"O, I meant nothing about your appearance," replies the boy, looking rather sheepish; "I mean as to sense and cleverness and—and all that sort of thing, you know. Of course Doris is considered the beauty of the family, with her light fluffy hair and her great blue eyes, but to my thinking old Honor is every bit as good-looking. What say you, Molly?"
"She's a dear old Honor, that's what she is," says Molly, looking up and patting her elder sister's hand affectionately. To be sure the effect of this statement is somewhat marred by the fact of the speaker's mouth being full of chestnuts. The sentiment is the same, however, and Dick, banging his hand down on the table, cries triumphantly, "There you are, you see—old again! Now what have you got to say, Miss Honor?"
"That you are a goose and that Molly is another, for if she will persist in tilting her chair like that she will follow Daisy's example and come to the ground."
Molly brings her chair on to its fore-legs with a bang, then proceeds to announce solemnly, "We don't seem to be getting a bit nearer to settling these theatricals. Here's Miss Denison coming back to-morrow expecting us to have arranged everything and to have been rehearsing our parts, and—"
"Parts!" echoes Dick; "how can you call it a part when you have nothing to do but to sit or stand still?"
"Well, it is a part all the same," cries Molly, not to be put down. "Each one is a part of the whole picture, I suppose; so if you can't allow it in one sense you can in another."
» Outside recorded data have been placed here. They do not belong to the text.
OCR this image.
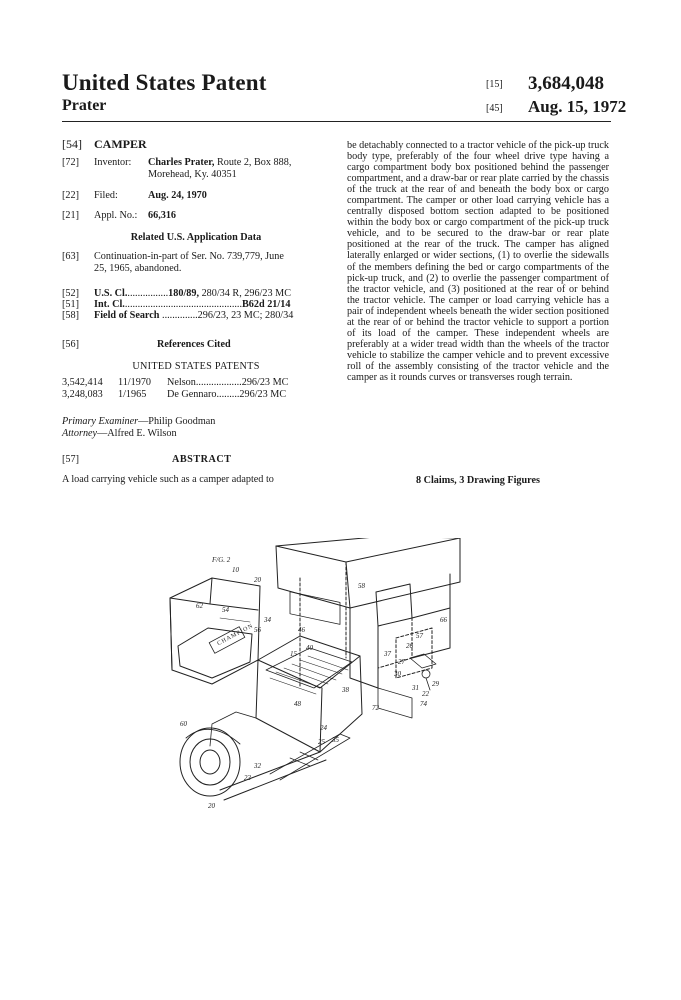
United States Patent
Prater
[15] 3,684,048
[45] Aug. 15, 1972
[54] CAMPER
[72] Inventor: Charles Prater, Route 2, Box 888,
Morehead, Ky. 40351
[22] Filed:	Aug. 24, 1970
[21] Appl. No.: 66,316
Related U.S. Application Data
[63] Continuation-in-part of Ser. No. 739,779, June
25, 1965, abandoned.
[52] U.S. Cl.................180/89, 280/34 R, 296/23 MC
[51] Int. Cl...............................................B62d 21/14
[58] Field of Search ..............296/23, 23 MC; 280/34
[56]	References Cited
UNITED STATES PATENTS
3,542,414 11/1970 Nelson..................296/23 MC
3,248,083 1/1965 De Gennaro.........296/23 MC
Primary Examiner—Philip Goodman
Attorney—Alfred E. Wilson
[57]	ABSTRACT
A load carrying vehicle such as a camper adapted to
be detachably connected to a tractor vehicle of the pick-up truck body type, preferably of the four wheel drive type having a cargo compartment body box positioned behind the passenger compartment, and a draw-bar or rear plate carried by the chassis of the truck at the rear of and beneath the body box or cargo compartment. The camper or other load carrying vehicle has a centrally disposed bottom section adapted to be positioned within the body box or cargo compartment of the pick-up truck vehicle, and to be secured to the draw-bar or rear plate positioned at the rear of the truck. The camper has aligned laterally enlarged or wider sections, (1) to overlie the sidewalls of the members defining the bed or cargo compartments of the pick-up truck, and (2) to overlie the passenger compartment of the tractor vehicle, and (3) positioned at the rear of or behind the tractor vehicle. The camper or load carrying vehicle has a pair of independent wheels beneath the wider section positioned at the rear of or behind the tractor vehicle to support a portion of its load of the camper. These independent wheels are preferably at a wider tread width than the wheels of the tractor vehicle to stabilize the camper vehicle and to prevent excessive roll of the assembly consisting of the tractor vehicle and the camper as it rounds curves or transverses rough terrain.
8 Claims, 3 Drawing Figures
F/G. 2
10
20
62	54
56
34
46
40
15
48
60
20
32
23
24
25 35
38
58
72	74
66
37
27
30
29
31
22
26
57
CHAMPION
"Hum, especially when there is only one person in the picture!" mutters Dick. But here Honor's voice is heard saying, "Well, children, no disputing or we shall never settle anything. Now, who has got the list of the subjects that we made out last night?"
"Here it is," says Doris, who has had it spread out on her knees studying for some time. "Now, first of all, is it quite settled that we are only to have nursery rhymes; or do you think people will think it silly?"
"We might have one or two historical scenes, perhaps," says Honor reflectively.
"Or one or two Shakespearian or Tennysonian," suggests Dick, who has rather high-flown ideas. "Let us do the 'play scene' in Hamlet. I'll be Hamlet, and—I—suppose Doris would have to be Ophelia."